L'été est arrivé : il y a eu l'affaire Strauss-Kahn, il y a la sécheresse, il y aura les "primaires" socialistes. Alors, le reste... Notre présence au-dessus de la Libye devait "se compter en jours ou en semaines, certainement pas en mois". Nous en sommes au quatrième et rien n'annonce la fin d'un dictateur à qui "nous" étions prêts il y a peu à vendre quelques breloques nucléaires... Le secret entourant les prises de décision (ou leur absence), les manipulations médiatiques qui font qu'on vous désigne de façon univoque (et cela ne date pas de ce printemps !) qui est le "gentil" et qui est le "méchant" (sauf pour le "conflit" israélo-palestinien, où là il faut donner la parole aux deux parties, il faut être "objectif", c'est l'honneur de la profession !), voilà deux données, donc, qui ont pour conséquence un soupçon généralisé sur tout ce qu'on lit et surtout ce que l'on voit, alimentant théories "complotistes"et autres fantasmes, avec tout ce que cela a de détestable.

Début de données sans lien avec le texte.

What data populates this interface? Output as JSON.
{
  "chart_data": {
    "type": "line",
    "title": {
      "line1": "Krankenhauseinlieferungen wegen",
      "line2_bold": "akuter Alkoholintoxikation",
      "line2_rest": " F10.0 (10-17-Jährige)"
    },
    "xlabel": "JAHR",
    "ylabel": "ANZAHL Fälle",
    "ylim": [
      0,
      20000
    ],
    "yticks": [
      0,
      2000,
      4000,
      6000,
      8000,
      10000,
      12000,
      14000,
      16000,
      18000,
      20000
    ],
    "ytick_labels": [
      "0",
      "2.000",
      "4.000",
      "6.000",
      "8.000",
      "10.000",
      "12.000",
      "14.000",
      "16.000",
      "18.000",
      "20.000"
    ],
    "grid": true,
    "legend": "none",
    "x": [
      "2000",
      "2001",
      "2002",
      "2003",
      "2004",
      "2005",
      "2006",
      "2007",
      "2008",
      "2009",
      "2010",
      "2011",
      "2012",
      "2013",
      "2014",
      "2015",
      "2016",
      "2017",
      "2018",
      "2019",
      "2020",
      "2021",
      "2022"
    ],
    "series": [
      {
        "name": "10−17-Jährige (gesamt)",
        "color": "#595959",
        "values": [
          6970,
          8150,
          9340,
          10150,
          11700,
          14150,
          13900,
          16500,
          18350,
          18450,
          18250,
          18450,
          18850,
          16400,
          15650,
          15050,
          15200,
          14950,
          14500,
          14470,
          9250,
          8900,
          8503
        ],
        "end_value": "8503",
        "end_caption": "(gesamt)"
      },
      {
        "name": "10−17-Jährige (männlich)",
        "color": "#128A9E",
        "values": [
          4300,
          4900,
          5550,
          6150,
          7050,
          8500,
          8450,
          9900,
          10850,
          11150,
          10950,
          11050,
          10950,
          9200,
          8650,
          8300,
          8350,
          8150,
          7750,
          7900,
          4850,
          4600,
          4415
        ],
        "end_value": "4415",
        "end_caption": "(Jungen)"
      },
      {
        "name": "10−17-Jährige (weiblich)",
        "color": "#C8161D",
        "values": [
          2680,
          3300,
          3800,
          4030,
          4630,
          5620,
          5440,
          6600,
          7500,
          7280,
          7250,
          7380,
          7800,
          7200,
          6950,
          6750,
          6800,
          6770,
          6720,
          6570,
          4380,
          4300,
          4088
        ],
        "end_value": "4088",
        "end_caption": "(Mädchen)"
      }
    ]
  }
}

Devanture d'échoppe de photographe, Damas, Syrie ; photo ©gab
J'ai découvert, il y a peu, un recueil de pensées, d'aphorismes, de Claude Aveline, écrivain bien oublié dont je n'avais jamais rien lu jusqu'ici, ne connaissant son nom que grâce à un feuilleton télévisé ayant captivé mon enfance et tiré d'un de ses livres policiers : L'Abonné de la ligne U. D'un court texte, intitulé "De la liberté", sont extraites les lignes qui suivent, parues en 1963, et d'une certaine actualité :
Né en grande partie de la Révolution française, l'un des derniers systèmes - nous le connaissons toujours en Occident - et qui avait pris dans sa lutte contre les tyrans une des plus belles devises qu'on pût rêver : "la liberté ou la mort", n'a pas tardé à faire voir ce qu'il entendait, lui, par "liberté". C'était le libéralisme. Le libéralisme économique. Le libéralisme ou la mort. Pas pour les mêmes, évidemment.
Du moins a-t-il intauré uneliberté, cette extraordinaire et grisante liberté qui se nomme la liberté d'expression, et dont, seuls, ceux qui l'ont perdue connaissent le prix. Mais on sait comment ce bien inestimable peut sembler dérisoire quand il ne parvient pas à provoquer d'écho, quand on le voit servir les puissants dans leurs mensonges au lieu de soutenir les peuples dans leur misère et leurs appels.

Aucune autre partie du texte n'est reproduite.